Kleihege, a castaway on the upcoming season of “Survivor,” first watched the show at the age of 9 and has seen every season since. CBS’s reality show is entering its 36th season Wednesday with the two-hour premiere of “Survivor: Ghost Island.”
He understood the risk of going jobless for the summer, but as a massive fan of the franchise, he said competing on “Survivor” was worth foregoing job security. Law students typically work in a legal-focused job or as research assistants during the summer following their second year, said Emily Scivoletto, associate dean for academic and student affairs at UCLA School of Law.
“I don’t have a job lined up right now, but I think the experience is one that I definitely wouldn’t trade,” Kleihege said.

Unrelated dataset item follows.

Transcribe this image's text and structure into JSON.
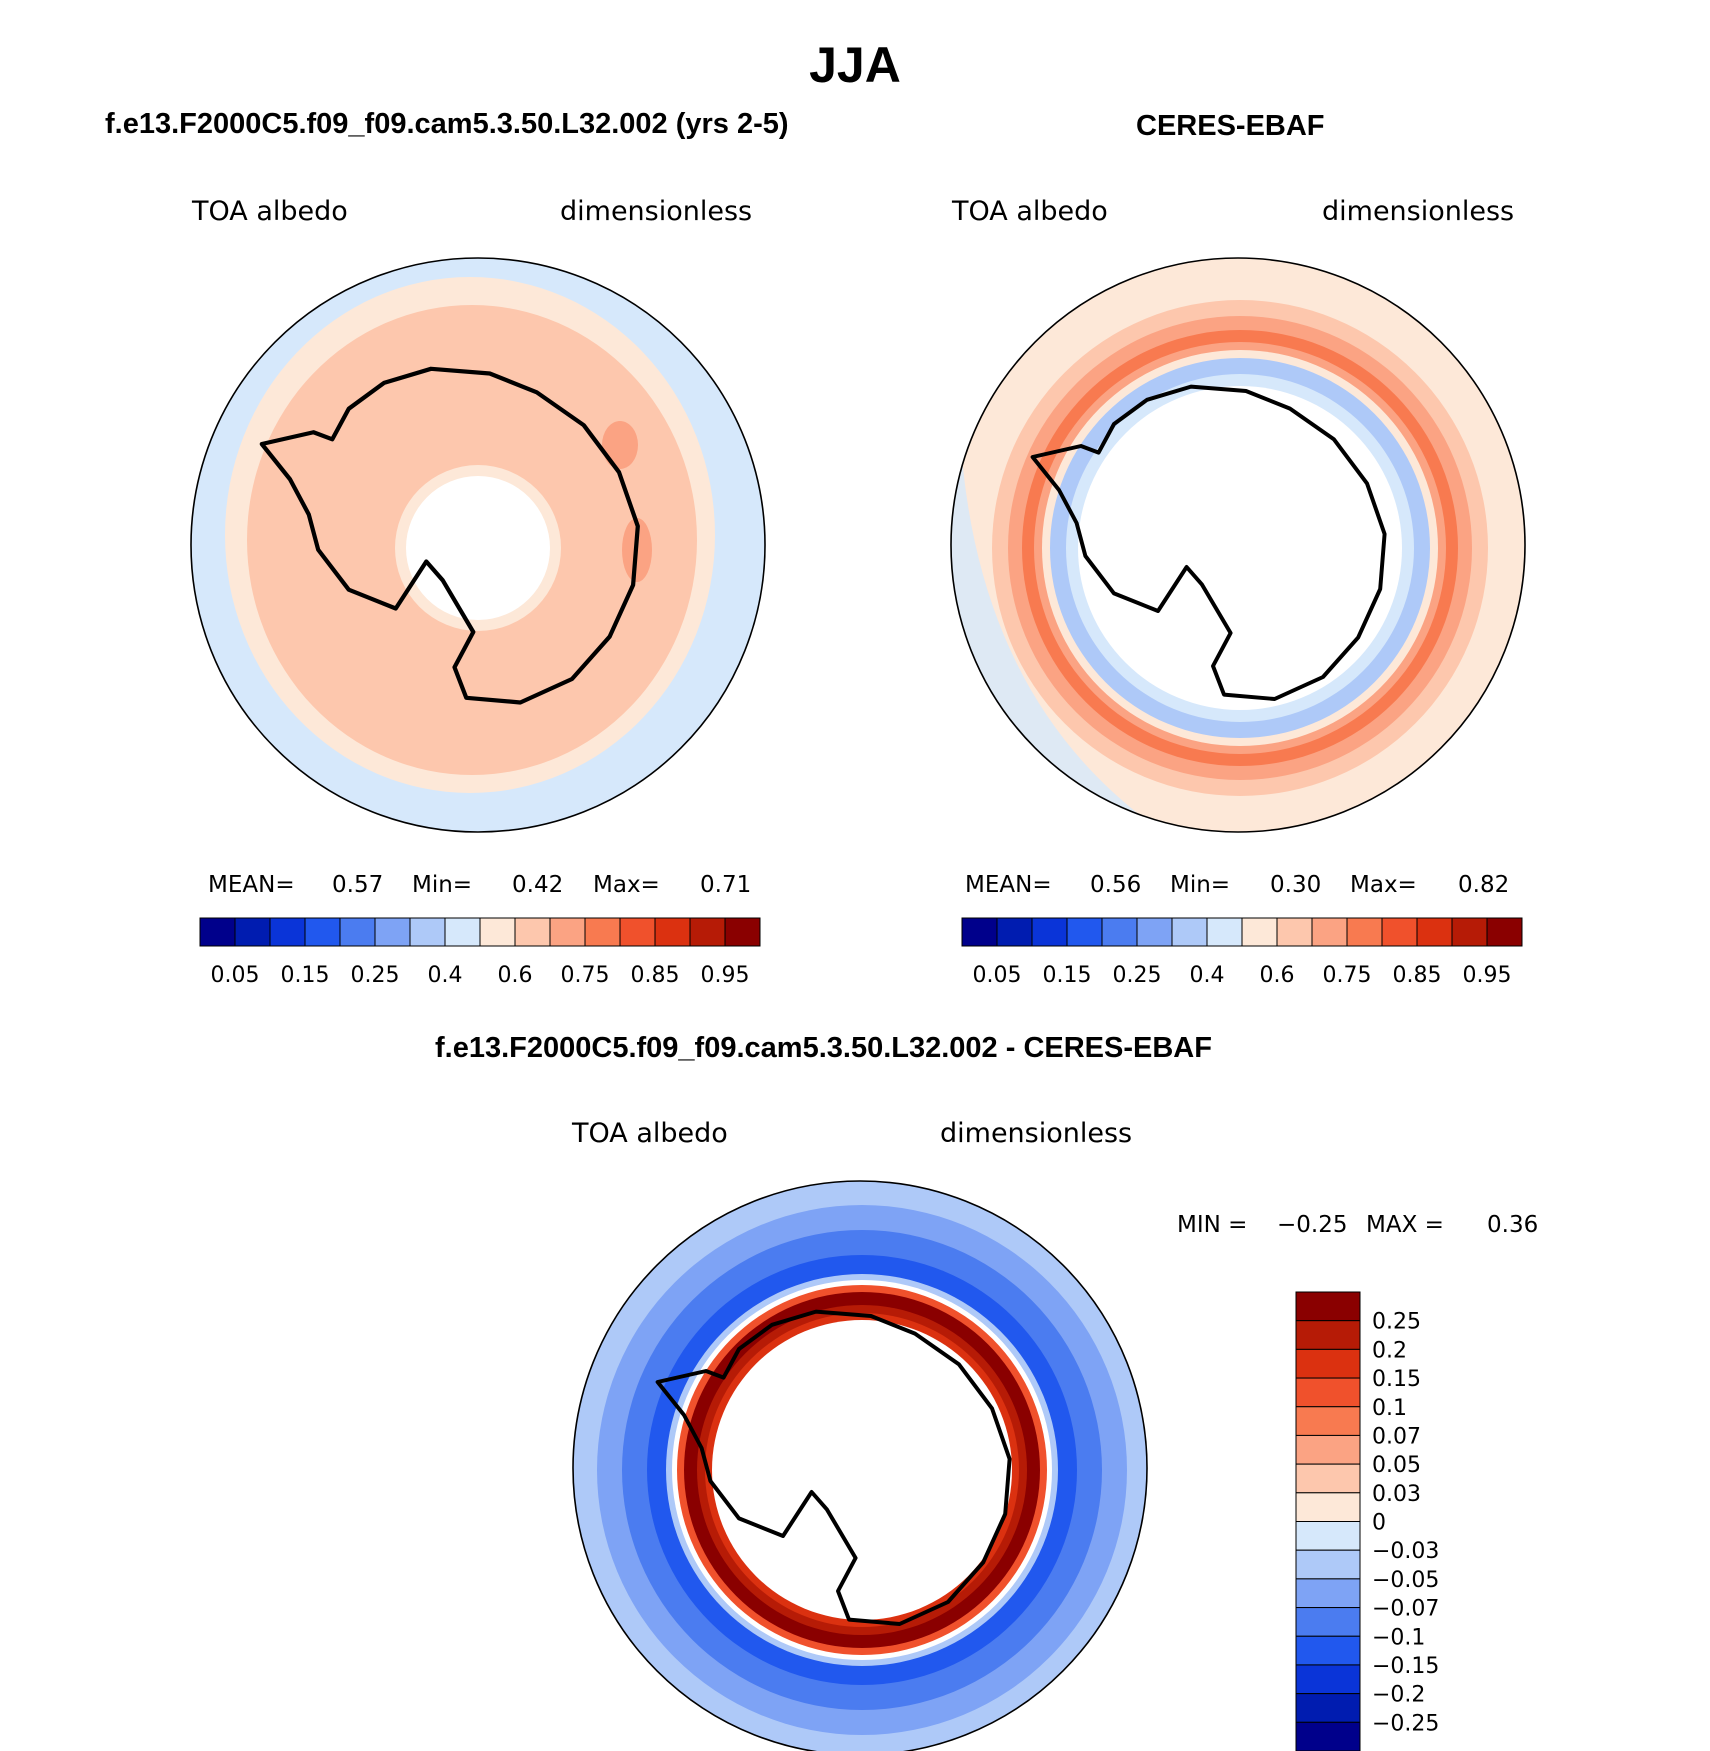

But timing wasn’t the only obstacle law school presented to Kleihege’s success in the game. In order to appear less threatening, he hid that he was a law student from other castaways, instead telling them he was a graduate student studying geography. He graduated from Michigan State University in 2013 with a degree in political science, but he had more credits in geography, making it the perfect cover.
“I think most people think of law students or lawyers as very analytical … they know how to read people, they know how to ask the right questions – which is perceived in the game of ‘Survivor’ as being a threatening skill set,” he said. “I (also) think that nonlawyers have the perception that all lawyers are super wealthy, and that also doesn’t really help you win a million dollars.”
Kleihege worked with Scivoletto to make sure everything was in order with the UCLA School of Law before he left for filming.
“I basically said to him, … ‘We’re going to take care of things for you here, I just don’t want you to leave ‘Survivor’ with an idol in your pocket,’” she said.
Hidden immunity idols are small talismans hidden in the environment in “Survivor” that castaways can find to prevent themselves or another contestant from being voted out. Castaways sometimes do not realize they are going to be voted out, hence why they would fail to play an idol.
Kleihege applied to “Survivor” five years ago, only to be cut late in the casting process. He said getting cut inspired him to continue to follow the show as closely as possible so he would be ready if he were considered again.
“I almost made it on and then I didn’t, and it was heartbreaking, and I kind of was in the mix every year after that,” Kleihege said. “It just made me love ‘Survivor’ more.”
Kleihege prepared for “Survivor” with the 10-week Bruin Health Improvement Program for graduate students at the John Wooden Center. However, neither of his instructors knew they were training him for the show.
“He was very, very quiet about it, probably because he had to be. … I did talk to him about ‘Survivor’ just because I was watching the show, so I knew he was a big fan,” said alumnus Danny Jauregui, a UCLA Recreation trainer. “He told me he had applied years ago and he almost got on, but didn’t make it.”
Jauregui and alumna Elizabeth Melnikas, another UCLA Recreation trainer who still works with Kleihege, led the BHIP classes last spring. The program focuses on strength and conditioning, which Jauregui said he thinks made Kleihege a stronger contestant.
“I’m really, really excited to see how he does. I’ve just been telling everyone that I basically trained the ‘Survivor’ winner,” Jauregui said. “We’ll see if that pans out. I think he’s going to do really well, he seems to have the right mindset.”
Although law school made Kleihege a potential target, he said he thinks it provided him with skills, such as how to think on your feet and interact with people, which perfectly correspond to parts of the game. A class on lawyer-client relationships, for example, taught him how to ask the right questions to navigate interactions with other contestants.
Kleihege may not have a job lined up after he graduates from law school this spring, but he stands by his decision to prioritize competing on the show that has been a part of his life for the last 15 years. Competing on “Survivor” was an experience he said enriched him by helping him learn more about himself and the world.
“I came in with expectations that were sky high – being such a huge fan – and they were completely blown out of the water,” Kleihege said. “It’s a life experience where you learn a lot about yourself, you learn a lot about interacting with other people. … I think all of that stuff is so valuable in terms of interpersonal communication and interaction that it will definitely be an asset in my career.”